2 - La Prière Sacerdotale (Chapitre 17)
v. 1 - "L'heure est venue" Toute l'espérance des Juifs était tournée vers l'heure de l'intervention divine, à la fin des temps. Cette heure, fixée par Dieu, est constamment à l'horizon de l'activité de Jésus, qui la reconnaît et l'accueille délibérément. C'est le moment de la glorification du Fils de l'homme. Mais cette glorification s'accomplit à travers l'obéissance parfaite, par amour, au sein de l'abaissement de la croix. C'est ainsi que le Christ glorifie le Père.
v. 2 - Le résultat de cette glorification du Père par le Fils, et réciproquement, c'est que tous les hommes vont pouvoir être associés à la condition nouvelle de Jésus : avoir la vie éternelle.
v. 3 - Vie éternelle : connaissance (d'amour) du Christ, manifestation suprême du Dieu unique.
v. 5 - Ce verset renvoie à Jean 1, 1 : la gloire que le Fils possédait dans son existence primordiale auprès du Père. Cette gloire, manifestée au long de sa vie terrestre, doit éclater dans toute sa splendeur à partir de la Résurrection.
v. 6 - "Ton nom" : Jésus, à travers ce qu'il dit, ce qu'il fait, ce qu'il est, nous montre qui est Dieu.
v. 9 - "Le monde" : ici, l'ensemble des hommes qui refusent Dieu. La prière de Jésus ne peut concerner que ceux qui, pris dans le monde, constituent la communauté des disciples de Jésus.
v. 10 - La gloire véritable est la manifestation, non de la puissance, mais de la communauté d'amour du Père et du Fils, à laquelle les disciples ont part.
v. 11 - Père Saint : la sainteté du Père fonde la sainteté de Jésus et des disciples, dont il sera question aux versets 17-19. Cette invocation a été utilisée très tôt dans la liturgie. "Qu'ils soient un " : unité dans l'amour mutuel fondée sur l'unité Père-Fils
v. 12 - "Je les ai protégés" : d'abord lors de la Passion. L'Ecriture : voir le psaume 41, 10.
v. 13 - "Ma joie" : elle naît de l'écoute de la parole de Jésus.
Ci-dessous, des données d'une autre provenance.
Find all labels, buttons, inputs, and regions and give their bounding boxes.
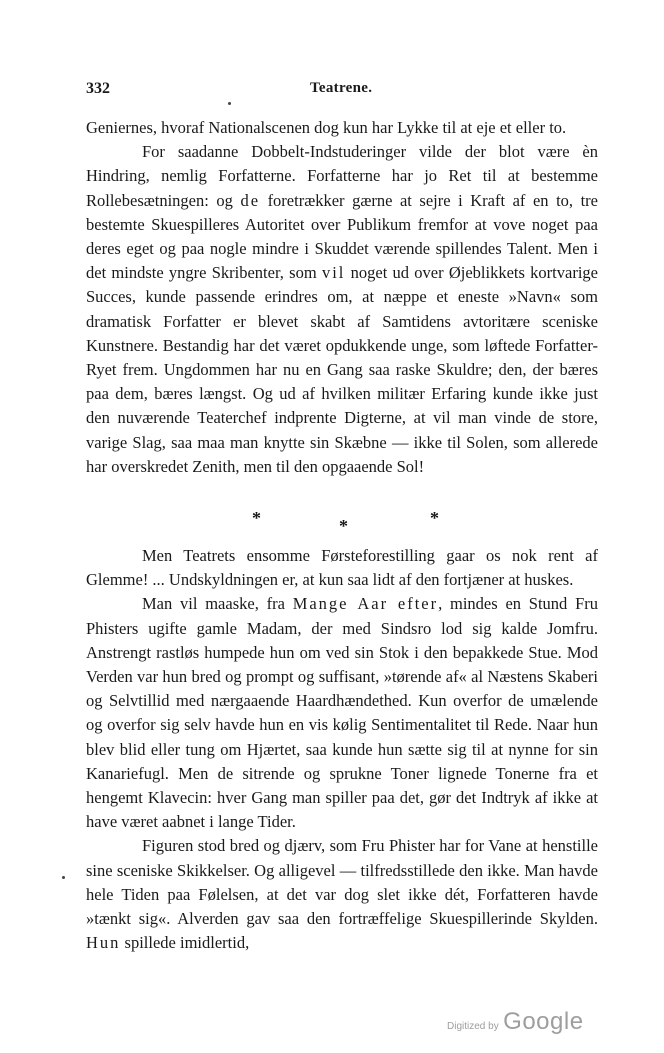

v. 15 - "Oter du monde" : l'évangéliste réagit contre l'attente passive de la Parousie. La tâche de la communauté des croyants est d'être, au milieu du monde, la manifestation du monde nouveau. "Garder du Mauvais", et non "du mal". En Jean, le principe du mal est un principe personnel.
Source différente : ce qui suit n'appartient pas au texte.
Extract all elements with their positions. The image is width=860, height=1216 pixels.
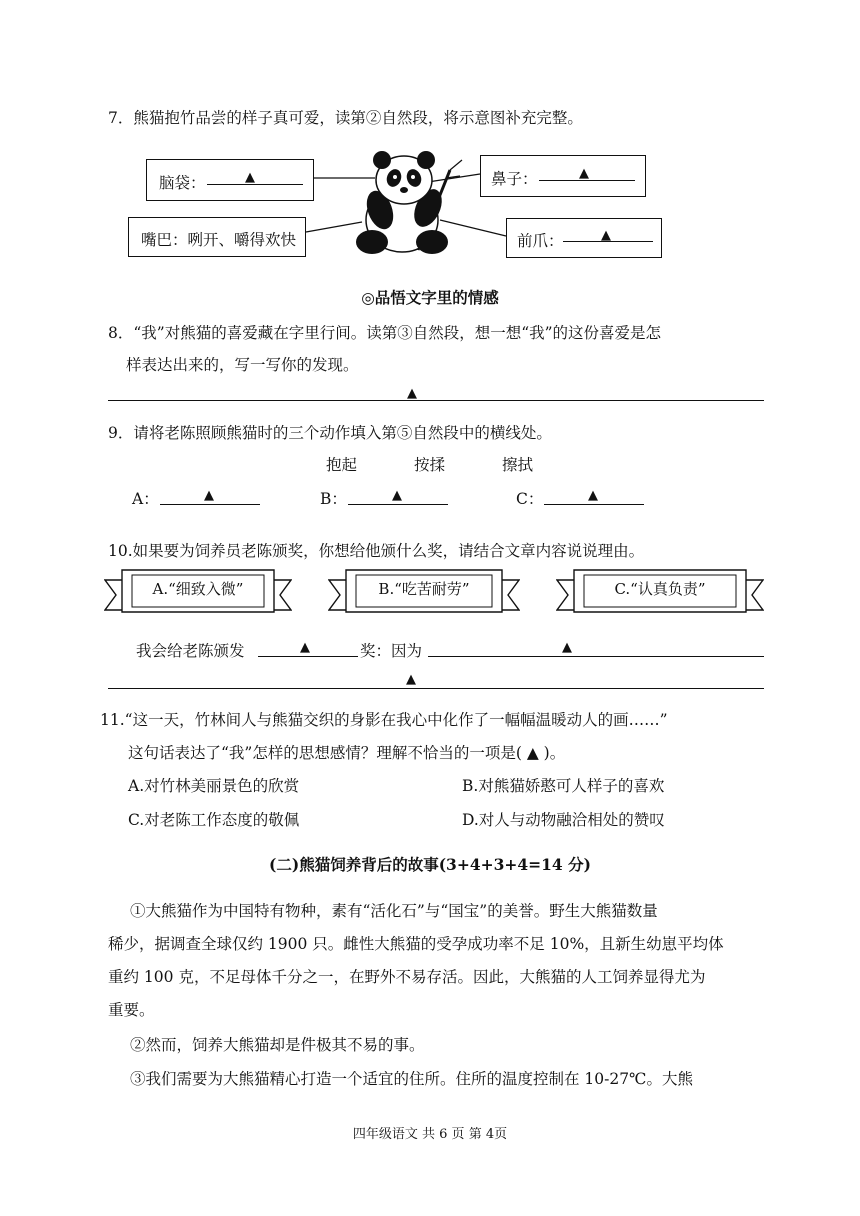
q10-reason-answer-line-2[interactable] <box>108 688 764 689</box>
q8-blank-mark: ▲ <box>407 386 417 401</box>
q9-b-answer-line[interactable] <box>348 504 448 505</box>
section-title: ◎品悟文字里的情感 <box>361 288 499 307</box>
q9-word-1: 抱起 <box>326 456 358 474</box>
ribbon-c-label: C.“认真负责” <box>614 580 706 598</box>
passage-p2: ②然而，饲养大熊猫却是件极其不易的事。 <box>130 1036 425 1054</box>
q9-a-label: A： <box>132 490 159 508</box>
q9-a-blank-mark: ▲ <box>204 488 214 503</box>
mouth-label: 嘴巴：咧开、嚼得欢快 <box>141 231 297 249</box>
panda-illustration <box>300 150 510 260</box>
paw-blank-mark: ▲ <box>601 228 611 243</box>
q10-answer-prefix: 我会给老陈颁发 <box>136 642 245 660</box>
q11-option-c[interactable]: C.对老陈工作态度的敬佩 <box>128 811 300 829</box>
passage-p1-line1: ①大熊猫作为中国特有物种，素有“活化石”与“国宝”的美誉。野生大熊猫数量 <box>130 902 658 920</box>
q11-option-b[interactable]: B.对熊猫娇憨可人样子的喜欢 <box>462 777 665 795</box>
question-8-line2: 样表达出来的，写一写你的发现。 <box>126 356 359 374</box>
q10-award-blank-mark: ▲ <box>300 640 310 655</box>
passage-p1-line2: 稀少，据调查全球仅约 1900 只。雌性大熊猫的受孕成功率不足 10%，且新生幼崽平均体 <box>108 935 724 953</box>
ribbon-option-b[interactable] <box>328 566 520 620</box>
passage-p1-line3: 重约 100 克，不足母体千分之一，在野外不易存活。因此，大熊猫的人工饲养显得尤为 <box>108 968 706 986</box>
nose-blank-mark: ▲ <box>579 166 589 181</box>
q9-word-2: 按揉 <box>414 456 446 474</box>
passage-p1-line4: 重要。 <box>108 1001 155 1019</box>
q9-b-blank-mark: ▲ <box>392 488 402 503</box>
nose-label: 鼻子： <box>491 170 538 188</box>
q11-option-d[interactable]: D.对人与动物融洽相处的赞叹 <box>462 811 665 829</box>
paw-label: 前爪： <box>517 232 564 250</box>
q9-b-label: B： <box>320 490 347 508</box>
question-7-text: 7．熊猫抱竹品尝的样子真可爱，读第②自然段，将示意图补充完整。 <box>108 109 583 127</box>
part-2-title: (二)熊猫饲养背后的故事(3+4+3+4=14 分) <box>269 855 591 874</box>
q10-reason-answer-line[interactable] <box>428 656 764 657</box>
mouth-box <box>128 217 306 257</box>
q10-answer-mid: 奖：因为 <box>360 642 423 660</box>
question-11-line2: 这句话表达了“我”怎样的思想感情？理解不恰当的一项是( ▲ )。 <box>128 744 566 762</box>
paw-box <box>506 218 662 258</box>
q9-c-blank-mark: ▲ <box>588 488 598 503</box>
passage-p3-line1: ③我们需要为大熊猫精心打造一个适宜的住所。住所的温度控制在 10-27℃。大熊 <box>130 1070 693 1088</box>
question-10-text: 10.如果要为饲养员老陈颁奖，你想给他颁什么奖，请结合文章内容说说理由。 <box>108 542 645 560</box>
head-answer-line[interactable] <box>207 184 303 185</box>
q9-a-answer-line[interactable] <box>160 504 260 505</box>
q9-c-label: C： <box>516 490 544 508</box>
head-label: 脑袋： <box>159 174 206 192</box>
ribbon-a-label: A.“细致入微” <box>152 580 244 598</box>
q9-c-answer-line[interactable] <box>544 504 644 505</box>
q10-reason-blank-mark: ▲ <box>562 640 572 655</box>
ribbon-option-c[interactable] <box>556 566 764 620</box>
q8-answer-line[interactable] <box>108 400 764 401</box>
question-9-text: 9．请将老陈照顾熊猫时的三个动作填入第⑤自然段中的横线处。 <box>108 424 552 442</box>
ribbon-b-label: B.“吃苦耐劳” <box>378 580 470 598</box>
page-footer: 四年级语文 共 6 页 第 4页 <box>352 1127 508 1142</box>
q10-award-answer-line[interactable] <box>258 656 358 657</box>
ribbon-option-a[interactable] <box>104 566 292 620</box>
q9-word-3: 擦拭 <box>502 456 534 474</box>
question-8-line1: 8．“我”对熊猫的喜爱藏在字里行间。读第③自然段，想一想“我”的这份喜爱是怎 <box>108 324 662 342</box>
head-blank-mark: ▲ <box>245 170 255 185</box>
question-11-line1: 11.“这一天，竹林间人与熊猫交织的身影在我心中化作了一幅幅温暖动人的画……” <box>100 711 668 729</box>
q10-reason-blank-mark-2: ▲ <box>406 672 416 687</box>
q11-option-a[interactable]: A.对竹林美丽景色的欣赏 <box>128 777 300 795</box>
head-box <box>146 159 314 201</box>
v. 17 - "Consacre-les par la vérité". Consacrer, ou sanctifier un être, c'est le séparer du domaine profane, pour l'introduire intégralement dans la sphère de Dieu. L'instrument de la sanctification, c'est la vérité de Dieu, manifestée en Jésus, verbe incarné, auquel on adhère par la foi.
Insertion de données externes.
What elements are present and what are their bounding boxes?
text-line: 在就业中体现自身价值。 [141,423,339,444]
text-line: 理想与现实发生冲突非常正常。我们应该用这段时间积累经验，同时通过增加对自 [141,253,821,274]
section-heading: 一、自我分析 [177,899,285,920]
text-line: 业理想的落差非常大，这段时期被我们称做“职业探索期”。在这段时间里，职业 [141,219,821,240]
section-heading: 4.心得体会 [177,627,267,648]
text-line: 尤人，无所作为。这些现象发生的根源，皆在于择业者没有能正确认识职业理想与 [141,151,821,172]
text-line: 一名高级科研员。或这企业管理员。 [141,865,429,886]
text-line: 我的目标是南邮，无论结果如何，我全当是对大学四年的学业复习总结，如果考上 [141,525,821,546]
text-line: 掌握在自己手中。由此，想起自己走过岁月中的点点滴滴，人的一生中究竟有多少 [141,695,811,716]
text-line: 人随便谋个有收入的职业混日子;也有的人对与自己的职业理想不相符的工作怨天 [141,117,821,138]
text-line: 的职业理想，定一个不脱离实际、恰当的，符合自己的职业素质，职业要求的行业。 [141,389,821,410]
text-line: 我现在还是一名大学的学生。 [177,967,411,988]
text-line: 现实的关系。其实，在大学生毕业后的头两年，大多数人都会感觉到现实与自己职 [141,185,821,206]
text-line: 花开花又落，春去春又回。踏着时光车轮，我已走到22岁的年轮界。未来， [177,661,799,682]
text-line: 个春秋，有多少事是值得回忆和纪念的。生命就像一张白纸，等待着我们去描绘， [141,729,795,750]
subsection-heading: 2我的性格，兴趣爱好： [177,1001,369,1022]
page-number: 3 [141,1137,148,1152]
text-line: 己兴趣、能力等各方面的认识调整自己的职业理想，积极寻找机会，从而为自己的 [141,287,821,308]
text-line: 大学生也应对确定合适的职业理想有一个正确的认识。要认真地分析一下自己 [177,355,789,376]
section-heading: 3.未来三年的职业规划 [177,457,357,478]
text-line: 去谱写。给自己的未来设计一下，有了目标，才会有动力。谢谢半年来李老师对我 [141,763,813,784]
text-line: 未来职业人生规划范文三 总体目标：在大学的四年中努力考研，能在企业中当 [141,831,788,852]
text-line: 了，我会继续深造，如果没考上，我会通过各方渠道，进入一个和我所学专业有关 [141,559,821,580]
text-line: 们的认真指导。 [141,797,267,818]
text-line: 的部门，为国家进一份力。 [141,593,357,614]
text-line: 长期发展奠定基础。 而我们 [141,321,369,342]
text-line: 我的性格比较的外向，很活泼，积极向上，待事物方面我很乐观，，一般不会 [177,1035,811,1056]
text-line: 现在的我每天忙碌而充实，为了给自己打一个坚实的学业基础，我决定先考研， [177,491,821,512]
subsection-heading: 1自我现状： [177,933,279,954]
v. 18 - "Je les envoie dans le monde". Les disciples ont été consacrés, sanctifiés, et désormais ils sont capables de la mission, parce qu'elle met à part, sans les isoler, au sein du monde, ceux qui sont envoyés pour porter la parole.
v. 19 - "Pour eux je me consacre" : cette consécration, pour Jésus, va jusqu'à l'offrande de sa vie. "Pour eux", pour les disciples, pour leur consécration.
v. 20 - Jésus ne prie pas seulement pour ceux qui sont rassemblés ce soir-là autour de lui, mais pour tous les disciples de tous les temps et de tous les pays. pour nous aujourd'hui.
v. 21 - L'objet de sa prière : notre unité. Entre les personnes, entre les communautés, entre tous ceux qui se réclament de son nom. Sans cette unité, le monde ne peut pas croire.
v. 22 - La gloire dont Jésus est glorifié, c'est la manifestation aux hommes de cette indicible communion Père-Fils. Et les croyants qui la perçoivent y sont eux-mêmes associés et deviennent à leur tour manifestation de la gloire du Christ.
v. 24 - Les disciples partagent la condition du Seigneur, son abaissement dans l'obéissance et son exaltation dans la gloire.
v. 25 - "Juste" : le mot a plusieurs sens. ici, il souligne sa fidélité et sa miséricorde.